PBMs Under Fire: Are They Driving Up Drug Prices?

A recent report from the House Committee on Oversight and Accountability has revealed that pharmacy-benefit managers (PBMs) are directing patients towards pricier medications while restricting their pharmacy options. This report was highlighted by the Wall Street Journal following a 32-month investigation prior to an upcoming hearing featuring executives from major PBM firms.

PBMs serve as third-party administrators for prescription drug plans provided by health insurers, negotiating drug prices with pharmaceutical companies, and determining patient out-of-pocket expenses. The three largest PBMs in the U.S.—Express Scripts, UnitedHealth Group’s OptumRx, and CVS Health’s Caremark—together oversee about 80% of prescriptions filled nationwide.

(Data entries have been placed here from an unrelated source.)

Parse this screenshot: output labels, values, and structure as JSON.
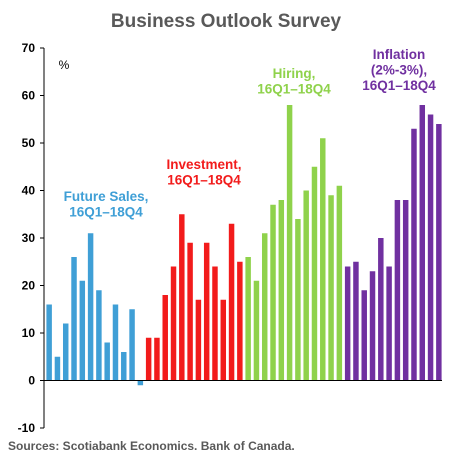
{
  "chart_data": {
    "type": "bar",
    "title": "Business Outlook Survey",
    "unit_label": "%",
    "ylim": [
      -10,
      70
    ],
    "yticks": [
      -10,
      0,
      10,
      20,
      30,
      40,
      50,
      60,
      70
    ],
    "grid": false,
    "legend": "none",
    "source": "Sources: Scotiabank Economics. Bank of Canada.",
    "series": [
      {
        "label_lines": [
          "Future Sales,",
          "16Q1–18Q4"
        ],
        "color": "#3f9fd6",
        "values": [
          16,
          5,
          12,
          26,
          21,
          31,
          19,
          8,
          16,
          6,
          15,
          -1
        ]
      },
      {
        "label_lines": [
          "Investment,",
          "16Q1–18Q4"
        ],
        "color": "#f21b1b",
        "values": [
          9,
          9,
          18,
          24,
          35,
          29,
          17,
          29,
          24,
          17,
          33,
          25
        ]
      },
      {
        "label_lines": [
          "Hiring,",
          "16Q1–18Q4"
        ],
        "color": "#8fd24b",
        "values": [
          26,
          21,
          31,
          37,
          38,
          58,
          34,
          40,
          45,
          51,
          39,
          41
        ]
      },
      {
        "label_lines": [
          "Inflation",
          "(2%-3%),",
          "16Q1–18Q4"
        ],
        "color": "#7030a0",
        "values": [
          24,
          25,
          19,
          23,
          30,
          24,
          38,
          38,
          53,
          58,
          56,
          54
        ]
      }
    ]
  }
}
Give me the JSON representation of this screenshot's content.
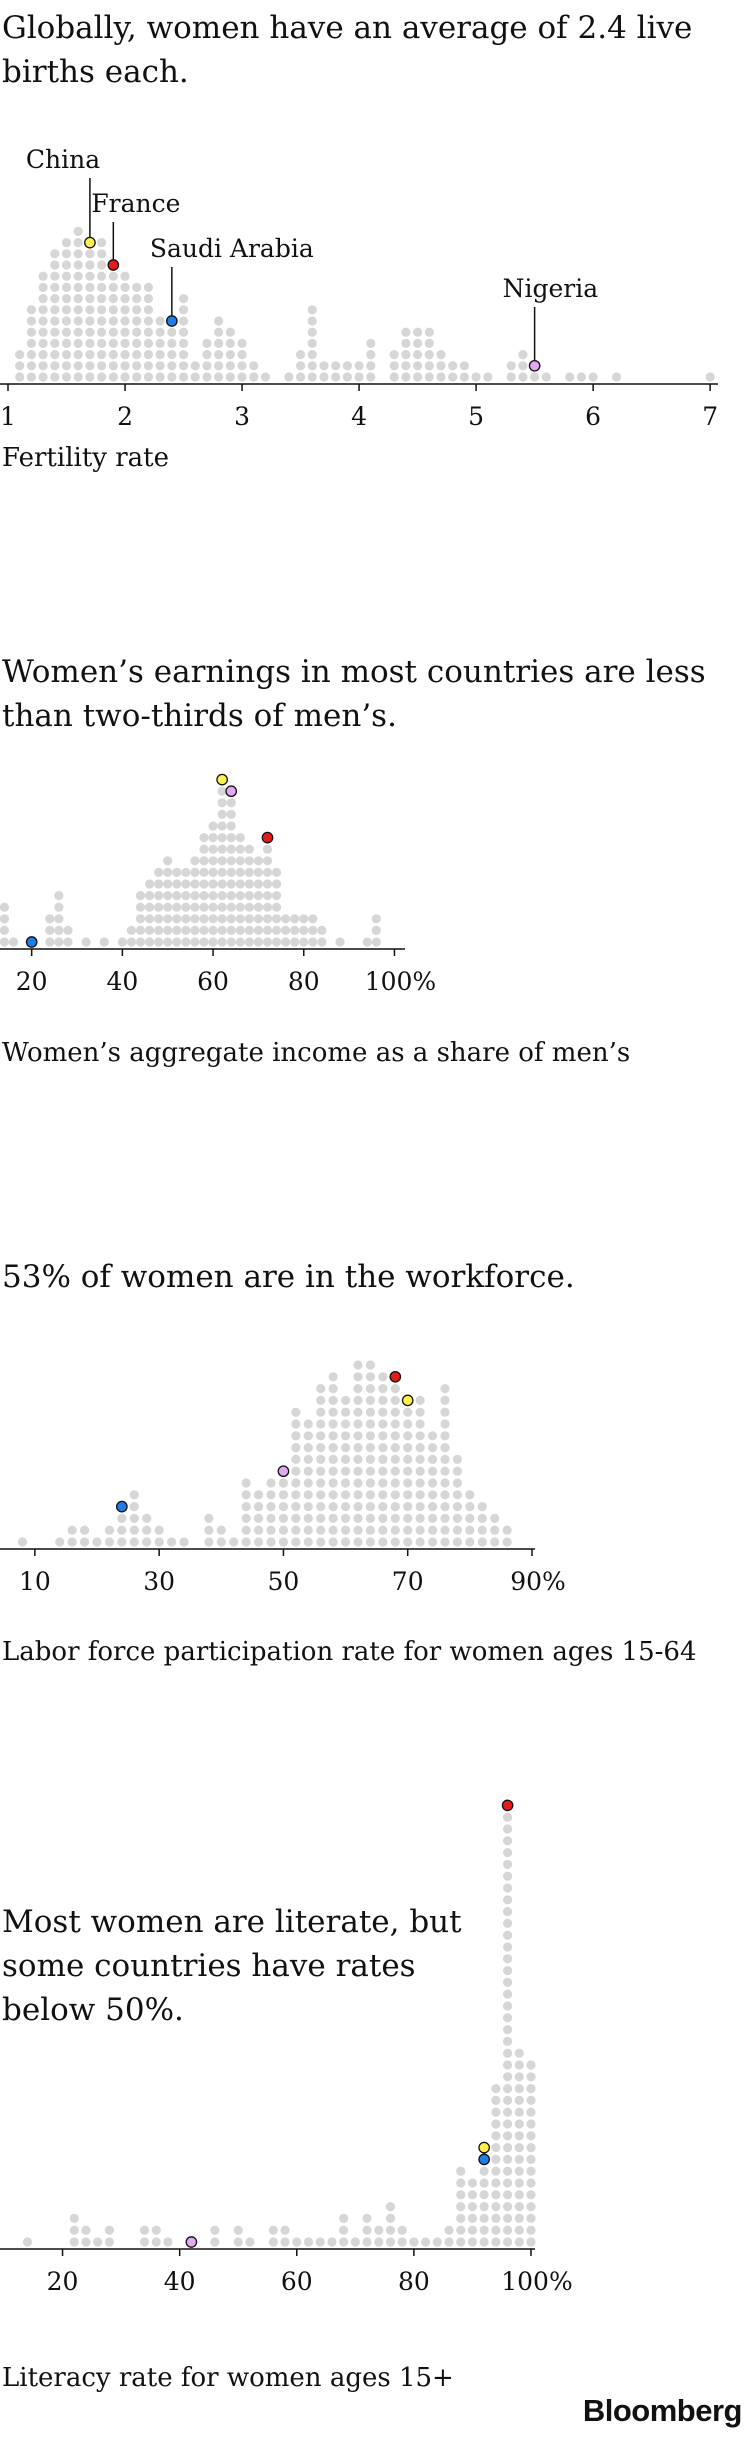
{
  "brand": "Bloomberg",
  "colors": {
    "dot": "#d6d6d6",
    "china": "#ffef4d",
    "france": "#e31b1b",
    "saudi_arabia": "#1f7de8",
    "nigeria": "#e3a6f2",
    "outline": "#111111"
  },
  "chart_data": [
    {
      "type": "dot-histogram",
      "title": "Globally, women have an average of 2.4 live births each.",
      "xlabel": "Fertility rate",
      "ticks": [
        "1",
        "2",
        "3",
        "4",
        "5",
        "6",
        "7"
      ],
      "xlim": [
        1,
        7.05
      ],
      "bin": 0.1,
      "bins_x": [
        1.1,
        1.2,
        1.3,
        1.4,
        1.5,
        1.6,
        1.7,
        1.8,
        1.9,
        2.0,
        2.1,
        2.2,
        2.3,
        2.4,
        2.5,
        2.6,
        2.7,
        2.8,
        2.9,
        3.0,
        3.1,
        3.2,
        3.4,
        3.5,
        3.6,
        3.7,
        3.8,
        3.9,
        4.0,
        4.1,
        4.3,
        4.4,
        4.5,
        4.6,
        4.7,
        4.8,
        4.9,
        5.0,
        5.1,
        5.3,
        5.4,
        5.5,
        5.6,
        5.8,
        5.9,
        6.0,
        6.2,
        7.0
      ],
      "counts": [
        3,
        7,
        10,
        12,
        13,
        14,
        13,
        13,
        11,
        10,
        9,
        9,
        6,
        6,
        8,
        2,
        4,
        6,
        5,
        4,
        2,
        1,
        1,
        3,
        7,
        2,
        2,
        2,
        2,
        4,
        3,
        5,
        5,
        5,
        3,
        2,
        2,
        1,
        1,
        2,
        3,
        2,
        1,
        1,
        1,
        1,
        1,
        1
      ],
      "highlights": [
        {
          "name": "China",
          "x": 1.7,
          "color": "china"
        },
        {
          "name": "France",
          "x": 1.9,
          "color": "france"
        },
        {
          "name": "Saudi Arabia",
          "x": 2.4,
          "color": "saudi_arabia"
        },
        {
          "name": "Nigeria",
          "x": 5.5,
          "color": "nigeria"
        }
      ]
    },
    {
      "type": "dot-histogram",
      "title": "Women’s earnings in most countries are less than two-thirds of men’s.",
      "xlabel": "Women’s aggregate income as a share of men’s",
      "ticks": [
        "20",
        "40",
        "60",
        "80",
        "100%"
      ],
      "xlim": [
        15,
        101
      ],
      "bin": 2,
      "bins_x": [
        14,
        16,
        20,
        24,
        26,
        28,
        32,
        36,
        40,
        42,
        44,
        46,
        48,
        50,
        52,
        54,
        56,
        58,
        60,
        62,
        64,
        66,
        68,
        70,
        72,
        74,
        76,
        78,
        80,
        82,
        84,
        88,
        94,
        96
      ],
      "counts": [
        4,
        1,
        1,
        3,
        5,
        2,
        1,
        1,
        1,
        2,
        5,
        6,
        7,
        8,
        7,
        7,
        8,
        10,
        11,
        15,
        14,
        10,
        9,
        8,
        10,
        7,
        3,
        3,
        3,
        3,
        2,
        1,
        1,
        3
      ],
      "highlights": [
        {
          "name": "",
          "x": 20,
          "color": "saudi_arabia"
        },
        {
          "name": "",
          "x": 62,
          "color": "china"
        },
        {
          "name": "",
          "x": 64,
          "color": "nigeria"
        },
        {
          "name": "",
          "x": 72,
          "color": "france"
        }
      ]
    },
    {
      "type": "dot-histogram",
      "title": "53% of women are in the workforce.",
      "xlabel": "Labor force participation rate for women ages 15-64",
      "ticks": [
        "10",
        "30",
        "50",
        "70",
        "90%"
      ],
      "xlim": [
        6,
        90
      ],
      "bin": 2,
      "bins_x": [
        8,
        14,
        16,
        18,
        20,
        22,
        24,
        26,
        28,
        30,
        32,
        34,
        38,
        40,
        42,
        44,
        46,
        48,
        50,
        52,
        54,
        56,
        58,
        60,
        62,
        64,
        66,
        68,
        70,
        72,
        74,
        76,
        78,
        80,
        82,
        84,
        86
      ],
      "counts": [
        1,
        1,
        2,
        2,
        1,
        2,
        4,
        5,
        3,
        2,
        1,
        1,
        3,
        2,
        1,
        6,
        5,
        6,
        7,
        12,
        11,
        14,
        15,
        13,
        16,
        16,
        15,
        15,
        13,
        13,
        10,
        14,
        8,
        5,
        4,
        3,
        2
      ],
      "highlights": [
        {
          "name": "",
          "x": 24,
          "color": "saudi_arabia"
        },
        {
          "name": "",
          "x": 50,
          "color": "nigeria"
        },
        {
          "name": "",
          "x": 68,
          "color": "france"
        },
        {
          "name": "",
          "x": 70,
          "color": "china"
        }
      ]
    },
    {
      "type": "dot-histogram",
      "title": "Most women are literate, but some countries have rates below 50%.",
      "xlabel": "Literacy rate for women ages 15+",
      "ticks": [
        "20",
        "40",
        "60",
        "80",
        "100%"
      ],
      "xlim": [
        10,
        100
      ],
      "bin": 2,
      "bins_x": [
        14,
        22,
        24,
        26,
        28,
        34,
        36,
        38,
        42,
        46,
        50,
        52,
        56,
        58,
        60,
        62,
        64,
        66,
        68,
        70,
        72,
        74,
        76,
        78,
        80,
        82,
        84,
        86,
        88,
        90,
        92,
        94,
        96,
        98,
        100
      ],
      "counts": [
        1,
        3,
        2,
        1,
        2,
        2,
        2,
        1,
        1,
        2,
        2,
        1,
        2,
        2,
        1,
        1,
        1,
        1,
        3,
        1,
        3,
        2,
        4,
        2,
        1,
        1,
        1,
        2,
        7,
        6,
        9,
        14,
        38,
        17,
        16
      ],
      "highlights": [
        {
          "name": "",
          "x": 42,
          "color": "nigeria"
        },
        {
          "name": "",
          "x": 92,
          "color": "china"
        },
        {
          "name": "",
          "x": 92,
          "color": "saudi_arabia"
        },
        {
          "name": "",
          "x": 96,
          "color": "france"
        }
      ]
    }
  ]
}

According to the committee’s findings, PBMs have developed preferred drug lists that favor more expensive branded medications over cost-effective alternatives. For instance, internal communications from Cigna were cited in the report, revealing discouragement against choosing less expensive substitutes for Humira, a drug used to treat arthritis and autoimmune conditions, which at one point was priced at $90,000 annually, while biosimilars were available for half that price.

The investigation also indicated that Express Scripts informed patients that seeking prescriptions from their local pharmacies would result in higher costs compared to receiving a three-month supply via their mail-order service. This approach restricts patients’ choices regarding where they fill their prescriptions.

Additionally, the Federal Trade Commission (FTC) released a similar report earlier this month, stating that the top six PBMs control nearly 95% of prescriptions filled in the U.S. The FTC’s findings are concerning, indicating that dominant PBMs exert considerable influence on Americans’ access to affordable medications. The report also highlighted potential conflicts of interest that arise from PBMs favoring their own affiliated businesses, which can disadvantage independent pharmacies and inflate drug prices. FTC Chair Lina M. Khan noted that these middlemen are reportedly overcharging patients for cancer medications, generating over $1 billion in additional revenue.